If you care to read through the sparse bundle of words parading as a rough blueprint for a government that won’t hang its people out to dry, I’ve laid them out in a neat little package for you.

Part One — Laying the Foundation
Part Two — Public Service
Part Three — Personal Responsibility
Part Four — Making Progress
Part Five — Acceptable Representation

I feel like there’s a general theme to the previous articles, and it’s essentially a matter of being good to one another — it’s a matter of being fair.

There needs to be a foundation to build upon, and certain truths need to be universally understood. Things like basic rights need to be established and elaborated upon until there is no room for debate about meaning or purpose. This is the part our founding fathers got wrong in drafting the Bill of Rights. With regards to the Second Amendment of the Constitution, leaving the whole “right to bear arms” thing up for debate has caused almost as much strife in this country as skin pigment and bone structure, which are two very silly things to get upset about, I might add.

In addition, an understanding that Government need not remain as a faceless enforcer of restriction to the people, but that Government can actually benefit society in the role of provider for public service. This is a concept in which many would champion the private sector, but there are certain services that simply need to have a non-profit option. Government doesn’t have to be bureaucratic and incompetent, and that’s where the importance of education comes into play.

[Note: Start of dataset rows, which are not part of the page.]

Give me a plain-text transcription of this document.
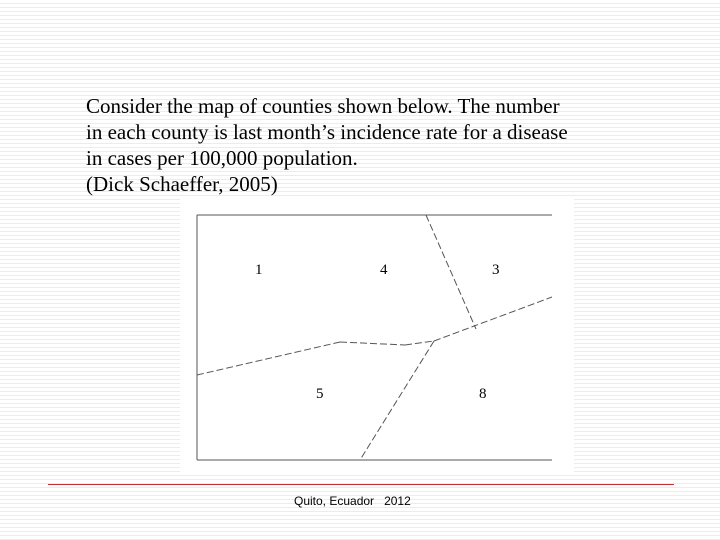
Consider the map of counties shown below. The number
in each county is last month’s incidence rate for a disease
in cases per 100,000 population.
(Dick Schaeffer, 2005)
1	4	3
5	8
Quito, Ecuador 2012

In addition, it is widely accepted that allowing people the freedom to make choices for themselves generally encourages personal responsibility. While the Government’s interests should align with the good and the health of the people, there is a definite different between encouraging healthy lifestyle choices and playing helicopter parent. In addition, creating laws and penalties for every single possible instance and potential combination of a crime is both redundant and wholly unnecessary. Setting some basic rules with degrees of severity is easier to grasp for everyone involved. As far as penalties go, by the way, we really need to get off of our punishment kick as a people, and get on board with proper rehabilitation. Most people begin life as what one might consider “good,” and it’s usually possible to bring that out in them.

One of the things I pondered the most while writing this is what, if any, role the Government should play in the development of technology and the pursuit of knowledge. I decided that, as a central Governing body, it was imperative that the Government be as informed and involved as possible, while not necessarily having the power to make game changing decisions. The big stuff would be left to scientists and engineers, be they involved in Government or in the private sector. If you’re still scratching your head as to why I feel this way, you needn’t look any further than the current scientific committee, which is about as scientific as picking one’s nose.

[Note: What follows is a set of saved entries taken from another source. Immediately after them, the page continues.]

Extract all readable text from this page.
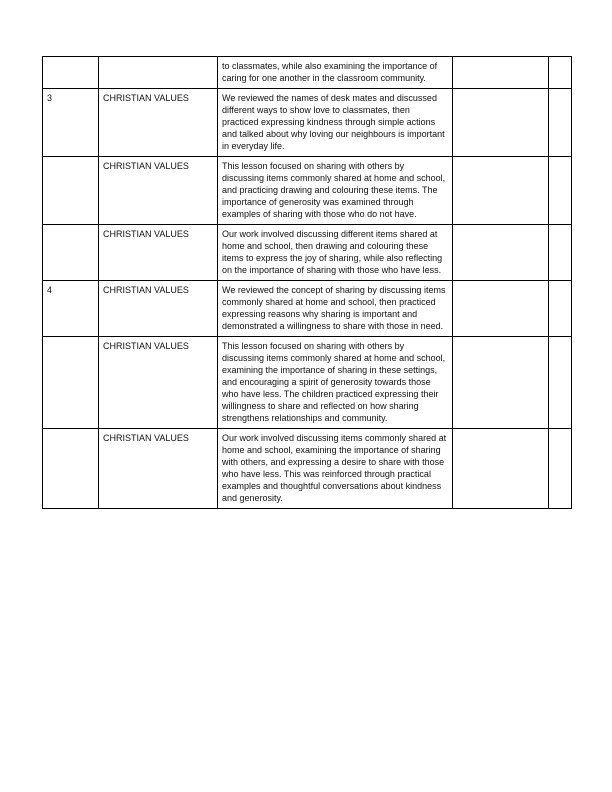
		to classmates, while also examining the importance of caring for one another in the classroom community.		
3	CHRISTIAN VALUES	We reviewed the names of desk mates and discussed different ways to show love to classmates, then practiced expressing kindness through simple actions and talked about why loving our neighbours is important in everyday life.		
	CHRISTIAN VALUES	This lesson focused on sharing with others by discussing items commonly shared at home and school, and practicing drawing and colouring these items. The importance of generosity was examined through examples of sharing with those who do not have.		
	CHRISTIAN VALUES	Our work involved discussing different items shared at home and school, then drawing and colouring these items to express the joy of sharing, while also reflecting on the importance of sharing with those who have less.		
4	CHRISTIAN VALUES	We reviewed the concept of sharing by discussing items commonly shared at home and school, then practiced expressing reasons why sharing is important and demonstrated a willingness to share with those in need.		
	CHRISTIAN VALUES	This lesson focused on sharing with others by discussing items commonly shared at home and school, examining the importance of sharing in these settings, and encouraging a spirit of generosity towards those who have less. The children practiced expressing their willingness to share and reflected on how sharing strengthens relationships and community.		
	CHRISTIAN VALUES	Our work involved discussing items commonly shared at home and school, examining the importance of sharing with others, and expressing a desire to share with those who have less. This was reinforced through practical examples and thoughtful conversations about kindness and generosity.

To attempt to ensure a Government can’t get away from the people, checks and balances wouldn’t simply be a Government procedure. The people would have explicit legal recourse in the event that a representative turns out to be bad news or something along those lines. Oh, and seriously, voting as a national holiday is way overdue.

There are countless other topics that haven’t been touched on, but are of great importance to the basic function of a society, and we could go on about this for years. I’m more comfortable with ending this now, however, and talking about something a bit less drab.